Ever since Social Security began in 1935, there have been more workers paying into the system than retirees withdrawing. The excess payments are saved in the Social Security Trust Fund. Social Security benefits to today’s retirees are paid with earnings from current workers and with money from the trust fund. A demographic shift known as the “baby boom” is underway, with more retirees receiving benefits than workers paying into the system. As you can imagine, the balance of the trust fund is declining. According to a report published by the Social Security and Medicare Boards of Trustees earlier this year, the trust fund is expected to be depleted by 2033. So what happens then?

One of two things will happen in 2033 if reforms are not implemented before then. Social Security taxes will rise for current workers or benefits will fall for current retirees, or some combination of the two. According to estimates, if all of the shortfall were to be shouldered by the retirees, benefits would need to decrease by 25%. It’s unlikely that politicians will have the courage to take on social security reform before 2033. So why am I telling you all this?

Well if you’re of a certain age you need to decide when to start drawing your social security benefits. The longer you wait the bigger your check will be…for the rest of your life. Benefits starting at age 62 are less than if you wait until 65. And much less than if you wait until 70. How long you should put off collecting social security depends on how much of your own money you saved and how long you think you’ll live. If you wait to collect, it takes years to make up the social security benefits you would have received starting at age 62. But if you live to a ripe old age you may wish you had waited. Tough to know what to do. Here’s something else to think about, another factor to plug into your equation.

If your social security benefits were to be slashed because of the depletion of the social security trust fund in 2033, it might make sense to start receiving benefits as early as possible before any cuts are implemented.

Tuesday, August 26, 2014

Burger King Pursues Tim Hortons

Burger King wants to purchase Tim Hortons, the Canadian doughnut chain. You can read all about it here. As my mother-in-law once said on a trip to Canada, those Canadians LOVE their doughnuts.

The deal involves a tax strategy known as inversion, where Burger King's corporate registration will be moved to Canada to take advantage of Canada's lower corporate tax rate. A couple of observations.

I am shocked to learn that even Canada has lower corporate tax rates than the US. In the world of global corporate competition, our tax structure puts us at a disadvantage with the rest of the world.

In the article, Democratic Senator Sherrod Brown of Ohio is calling for a consumer boycott of Burger King. His energies are misplaced. He would do better to work to level the playing field for American business in a global economy. After all, corporations are owned by stockholders like you and me.

Friday, May 2, 2014

Get These Now Before You Hurt Yourself

I wish I had done this years ago. I've always used generic ear plugs but I felt like I was not protected. The generic plugs are uncomfortable, difficult to insert and do not work for me. Coming away with ringing ears after 2 days of snowmobiling finally pushed me over the edge. I made an appointment  for custom fitted hearing protection with an audiologist at East Central Audiology in Forest Lake.
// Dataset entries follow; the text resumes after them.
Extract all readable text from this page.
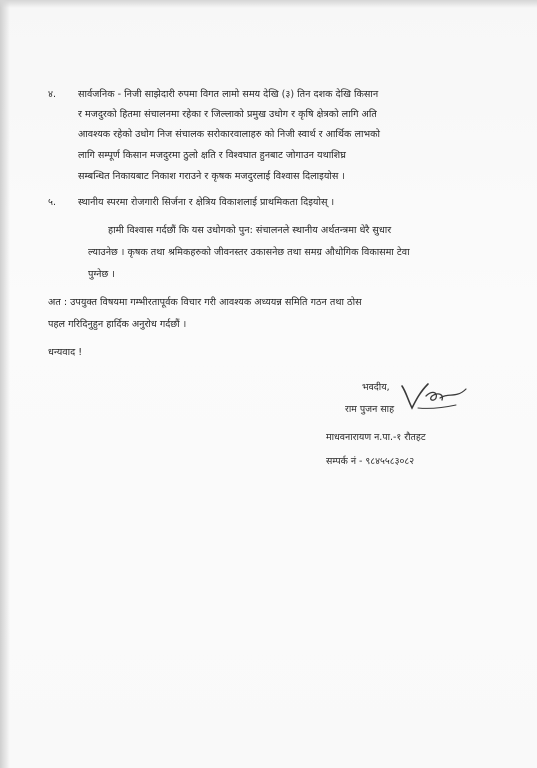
४. सार्वजनिक - निजी साझेदारी रुपमा विगत लामो समय देखि (३) तिन दशक देखि किसान
र मजदुरको हितमा संचालनमा रहेका र जिल्लाको प्रमुख उधोग र कृषि क्षेत्रको लागि अति
आवश्यक रहेको उधोग निज संचालक सरोकारवालाहरु को निजी स्वार्थ र आर्थिक लाभको
लागि सम्पूर्ण किसान मजदुरमा ठुलो क्षति र विश्वघात हुनबाट जोगाउन यथाशिघ्र
सम्बन्धित निकायबाट निकाश गराउने र कृषक मजदुरलाई विश्वास दिलाइयोस ।
५. स्थानीय स्परमा रोजगारी सिर्जना र क्षेत्रिय विकाशलाई प्राथमिकता दिइयोस् ।
हामी विश्वास गर्दछौं कि यस उधोगको पुन: संचालनले स्थानीय अर्थतन्त्रमा धेरै सुधार
ल्याउनेछ । कृषक तथा श्रमिकहरुको जीवनस्तर उकासनेछ तथा समग्र औधोगिक विकासमा टेवा
पुग्नेछ ।
अत : उपयुक्त विषयमा गम्भीरतापूर्वक विचार गरी आवश्यक अध्ययन्न समिति गठन तथा ठोस
पहल गरिदिनुहुन हार्दिक अनुरोध गर्दछौं ।
धन्यवाद !
भवदीय,
राम पुजन साह
माधवनारायण न.पा.-१ रौतहट
सम्पर्क नं - ९८४५५८३०८२
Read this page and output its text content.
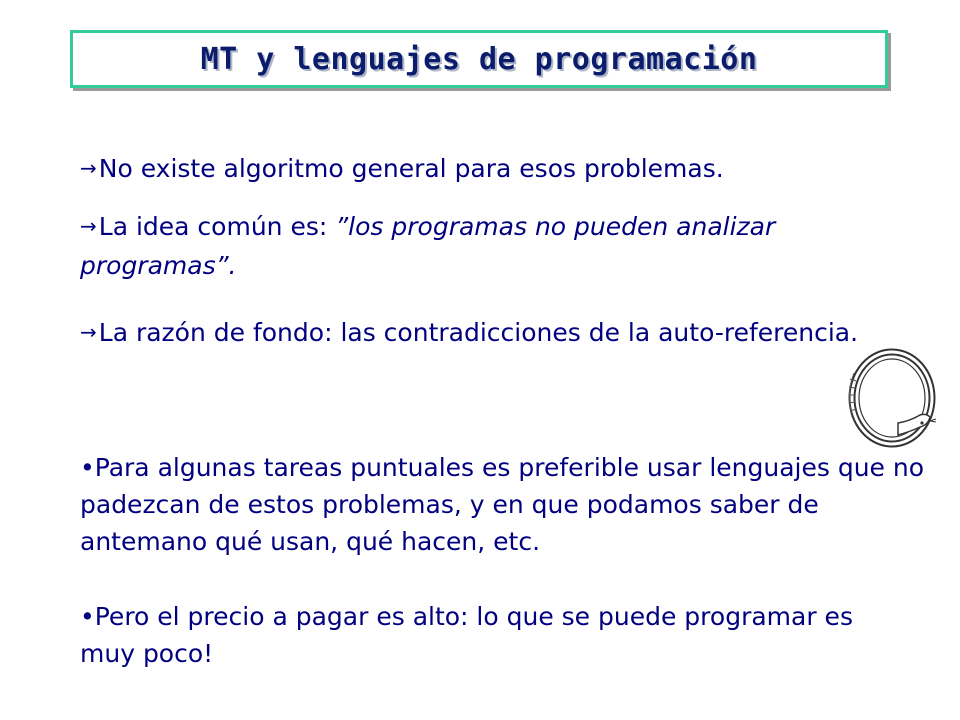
MT y lenguajes de programación

→No existe algoritmo general para esos problemas.

→La idea común es: ”los programas no pueden analizar programas”.

→La razón de fondo: las contradicciones de la auto-referencia.

•Para algunas tareas puntuales es preferible usar lenguajes que no padezcan de estos problemas, y en que podamos saber de antemano qué usan, qué hacen, etc.

•Pero el precio a pagar es alto: lo que se puede programar es muy poco!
The audiologist squirts a gel into each ear that conforms to the shape of your ear canal. In a few minutes the gel hardens, is removed and sent off to Starkey Labs, where they manufacture the ear plugs you see here. I can use them in the wood shop, snowmobiling, shooting or running a chain saw. I would even bring them along if I ever went to a rock concert again. Once you get the hang of it they insert easily. They are very comfortable and stay put. They are easy to clean. The string is handy for removal and makes them a lot harder to lose. They cost me $160, which I was able to pay using our medical plan flex spending account. You should get a pair of these too. Or you could wait and be fitted for Starkey Labs hearing aids later.